Yeah, that's why I got involved (I was infrastructure at the time) - how can we throw more hardware at it as the kubernetes setup they had wasn't cutting it.

One of the "data scientists" point blank said in a meeting "My time is too valuable to be spent optimizing the code, I should be solving problems. We can always just buy more hardware".

Admittedly the last little bit of analysis was pretty cool, but >>99% of that runtime was massaging all of the data into a format that allowed the last step to happen.

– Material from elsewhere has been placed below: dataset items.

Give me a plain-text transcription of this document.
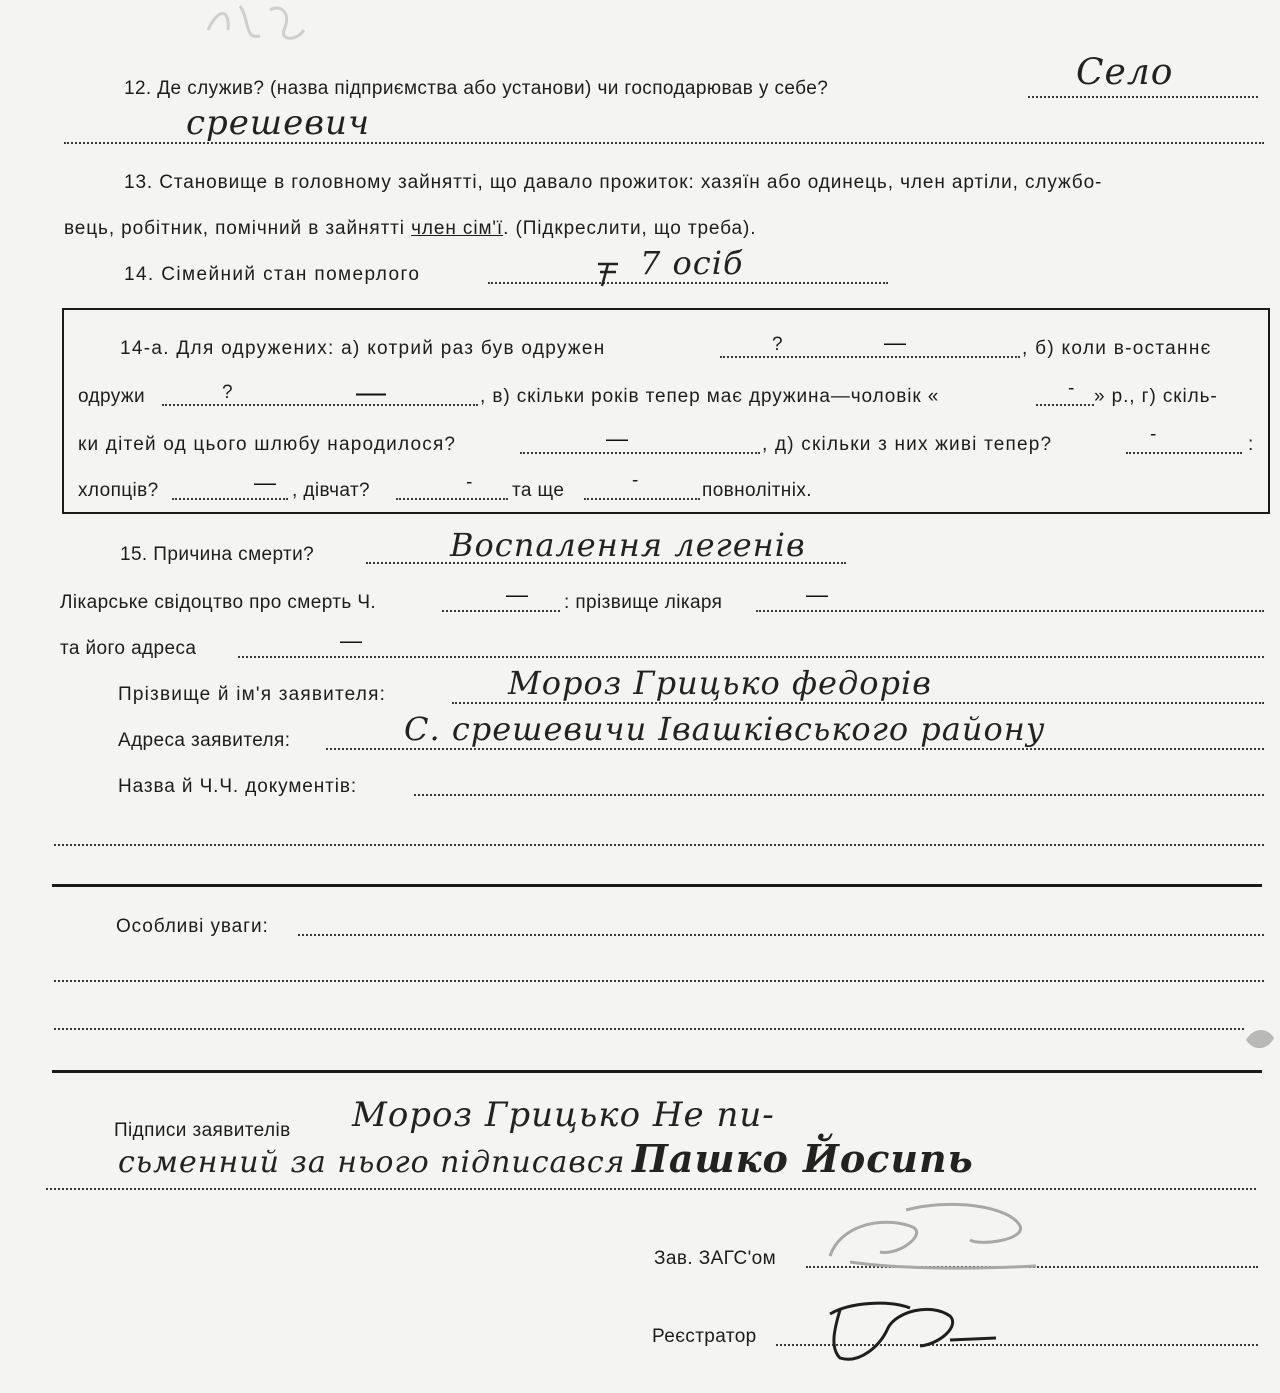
12. Де служив? (назва підприємства або установи) чи господарював у себе?	Село
срешевич
13. Становище в головному зайнятті, що давало прожиток: хазяїн або одинець, член артіли, службо-
вець, робітник, помічний в зайнятті член сім'ї. (Підкреслити, що треба).
14. Сімейний стан померлого	7 осіб
14-а. Для одружених: а) котрий раз був одружен	?	—	, б) коли в-останнє
одружи	?	—	, в) скільки років тепер має дружина—чоловік «	- » р., г) скіль-
ки дітей од цього шлюбу народилося?	—	, д) скільки з них живі тепер?	-	:
хлопців?	— , дівчат?	- та ще	-	повнолітніх.
15. Причина смерти?	Воспалення легенів
Лікарське свідоцтво про смерть Ч.	— : прізвище лікаря	—
та його адреса	—
Прізвище й ім'я заявителя:	Мороз Грицько федорів
Адреса заявителя:	С. срешевичи Івашківського району
Назва й Ч.Ч. документів:
Особливі уваги:
Підписи заявителів Мороз Грицько Не пи-
сьменний за нього підписався Пашко Йосипь
Зав. ЗАГС'ом
Реєстратор
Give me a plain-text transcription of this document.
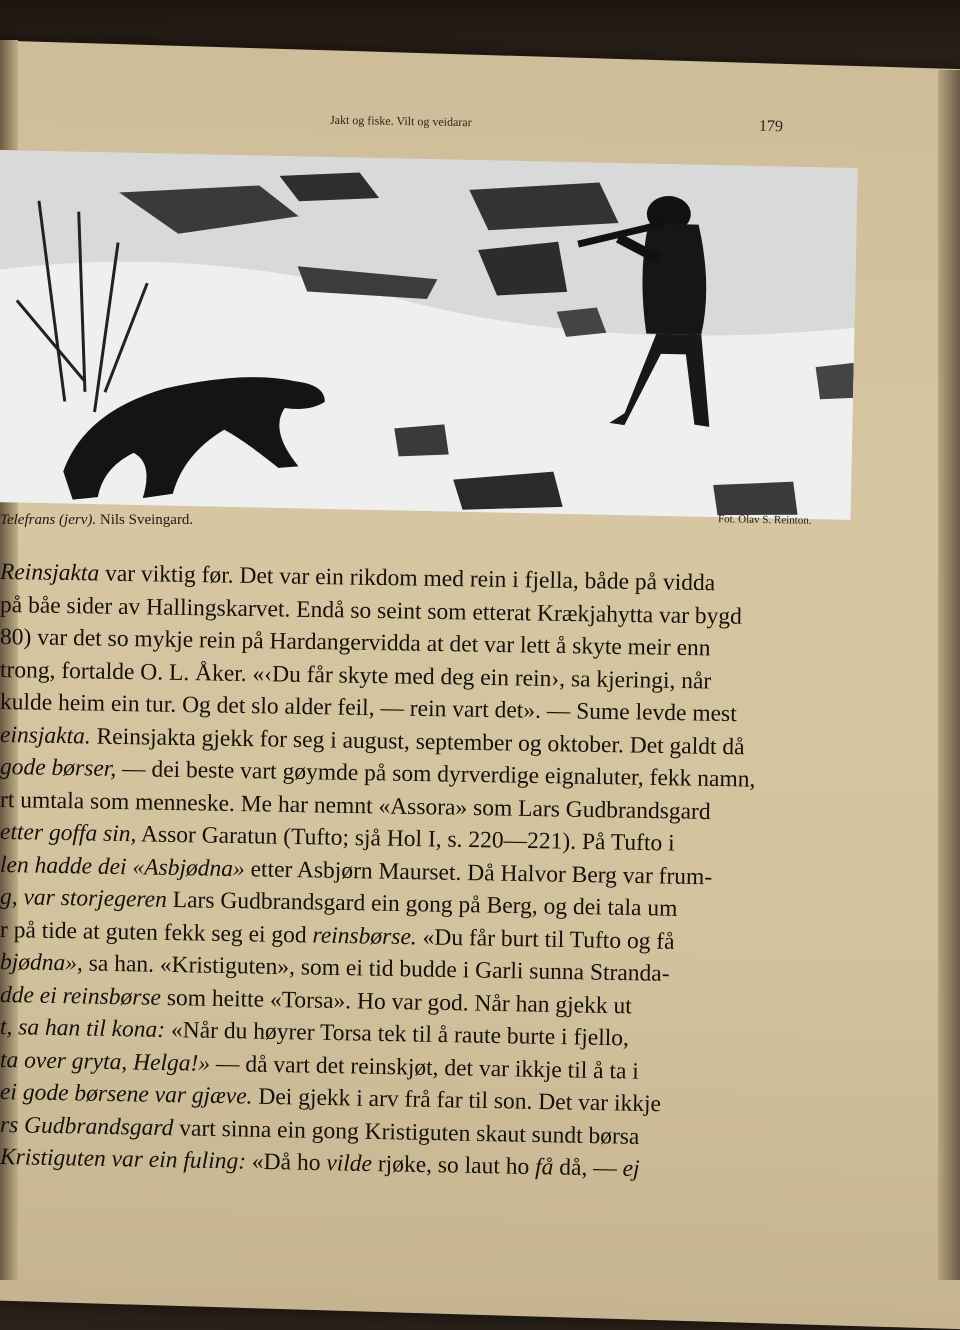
Jakt og fiske. Vilt og veidarar	179
Telefrans (jerv). Nils Sveingard.	Fot. Olav S. Reinton.
Reinsjakta var viktig før. Det var ein rikdom med rein i fjella, både på vidda
på båe sider av Hallingskarvet. Endå so seint som etterat Krækjahytta var bygd
80) var det so mykje rein på Hardangervidda at det var lett å skyte meir enn
trong, fortalde O. L. Åker. «‹Du får skyte med deg ein rein›, sa kjeringi, når
kulde heim ein tur. Og det slo alder feil, — rein vart det». — Sume levde mest
einsjakta. Reinsjakta gjekk for seg i august, september og oktober. Det galdt då
gode børser, — dei beste vart gøymde på som dyrverdige eignaluter, fekk namn,
rt umtala som menneske. Me har nemnt «Assora» som Lars Gudbrandsgard
etter goffa sin, Assor Garatun (Tufto; sjå Hol I, s. 220—221). På Tufto i
len hadde dei «Asbjødna» etter Asbjørn Maurset. Då Halvor Berg var frum-
g, var storjegeren Lars Gudbrandsgard ein gong på Berg, og dei tala um
r på tide at guten fekk seg ei god reinsbørse. «Du får burt til Tufto og få
bjødna», sa han. «Kristiguten», som ei tid budde i Garli sunna Stranda-
dde ei reinsbørse som heitte «Torsa». Ho var god. Når han gjekk ut
t, sa han til kona: «Når du høyrer Torsa tek til å raute burte i fjello,
ta over gryta, Helga!» — då vart det reinskjøt, det var ikkje til å ta i
ei gode børsene var gjæve. Dei gjekk i arv frå far til son. Det var ikkje
rs Gudbrandsgard vart sinna ein gong Kristiguten skaut sundt børsa
Kristiguten var ein fuling: «Då ho vilde rjøke, so laut ho få då, — ej
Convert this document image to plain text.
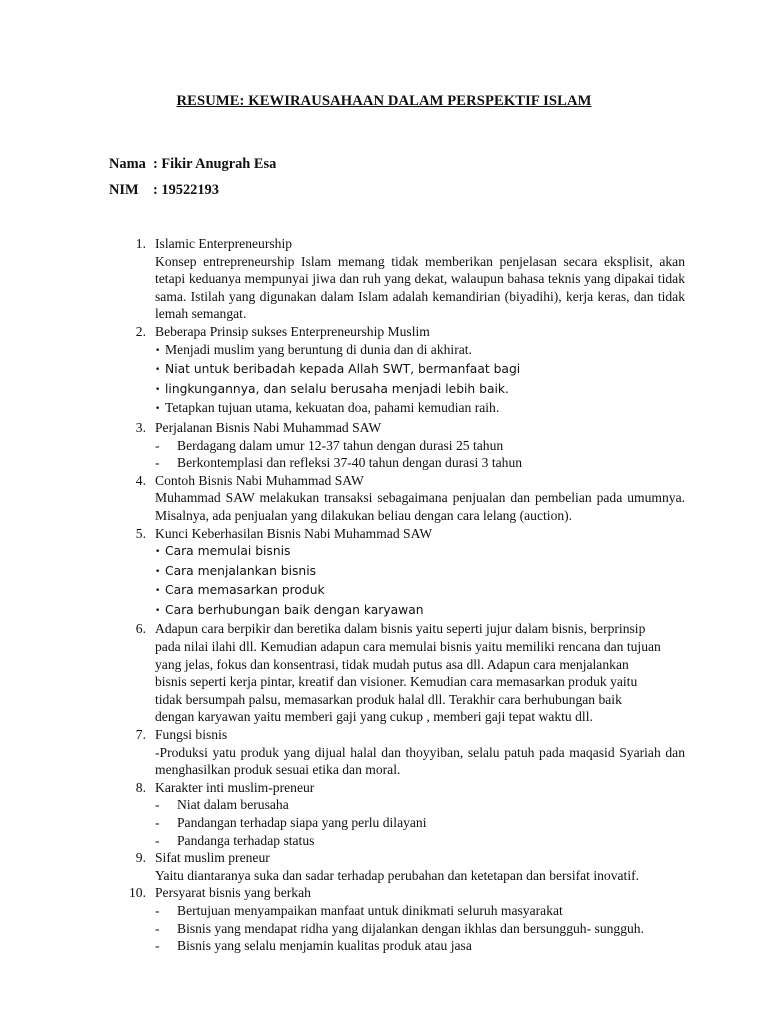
RESUME: KEWIRAUSAHAAN DALAM PERSPEKTIF ISLAM
Nama : Fikir Anugrah Esa
NIM : 19522193
1. Islamic Enterpreneurship
Konsep entrepreneurship Islam memang tidak memberikan penjelasan secara eksplisit, akan tetapi keduanya mempunyai jiwa dan ruh yang dekat, walaupun bahasa teknis yang dipakai tidak sama. Istilah yang digunakan dalam Islam adalah kemandirian (biyadihi), kerja keras, dan tidak lemah semangat.
2. Beberapa Prinsip sukses Enterpreneurship Muslim
• Menjadi muslim yang beruntung di dunia dan di akhirat.
• Niat untuk beribadah kepada Allah SWT, bermanfaat bagi
• lingkungannya, dan selalu berusaha menjadi lebih baik.
• Tetapkan tujuan utama, kekuatan doa, pahami kemudian raih.
3. Perjalanan Bisnis Nabi Muhammad SAW
- Berdagang dalam umur 12-37 tahun dengan durasi 25 tahun
- Berkontemplasi dan refleksi 37-40 tahun dengan durasi 3 tahun
4. Contoh Bisnis Nabi Muhammad SAW
Muhammad SAW melakukan transaksi sebagaimana penjualan dan pembelian pada umumnya. Misalnya, ada penjualan yang dilakukan beliau dengan cara lelang (auction).
5. Kunci Keberhasilan Bisnis Nabi Muhammad SAW
• Cara memulai bisnis
• Cara menjalankan bisnis
• Cara memasarkan produk
• Cara berhubungan baik dengan karyawan
6. Adapun cara berpikir dan beretika dalam bisnis yaitu seperti jujur dalam bisnis, berprinsip
pada nilai ilahi dll. Kemudian adapun cara memulai bisnis yaitu memiliki rencana dan tujuan
yang jelas, fokus dan konsentrasi, tidak mudah putus asa dll. Adapun cara menjalankan
bisnis seperti kerja pintar, kreatif dan visioner. Kemudian cara memasarkan produk yaitu
tidak bersumpah palsu, memasarkan produk halal dll. Terakhir cara berhubungan baik
dengan karyawan yaitu memberi gaji yang cukup , memberi gaji tepat waktu dll.
7. Fungsi bisnis
-Produksi yatu produk yang dijual halal dan thoyyiban, selalu patuh pada maqasid Syariah dan menghasilkan produk sesuai etika dan moral.
8. Karakter inti muslim-preneur
- Niat dalam berusaha
- Pandangan terhadap siapa yang perlu dilayani
- Pandanga terhadap status
9. Sifat muslim preneur
Yaitu diantaranya suka dan sadar terhadap perubahan dan ketetapan dan bersifat inovatif.
10. Persyarat bisnis yang berkah
- Bertujuan menyampaikan manfaat untuk dinikmati seluruh masyarakat
- Bisnis yang mendapat ridha yang dijalankan dengan ikhlas dan bersungguh- sungguh.
- Bisnis yang selalu menjamin kualitas produk atau jasa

mejakethomas · on Feb 7, 2023

Snowflake too.

Inefficient sql? Crank the virtual warehouse.

dcl · on Feb 8, 2023

Spending more money on compute also makes you and the team look more important, an d the problems being tackled, more challenging.

mywittyname · on Feb 7, 2023

You can do a petabytes of analysis with regular old BigQuery just as easily as you can analyze megabytes of data. This solves the scalability issue for a lot of companies, IMHO.

nerpderp82 · on Feb 7, 2023

I agree, BQ is a gem on GCP. You pay for storage (or not, you can use federated queries) and don't pay anything when you aren't using it. The ability to dynamically scale reservations is pretty nice as well.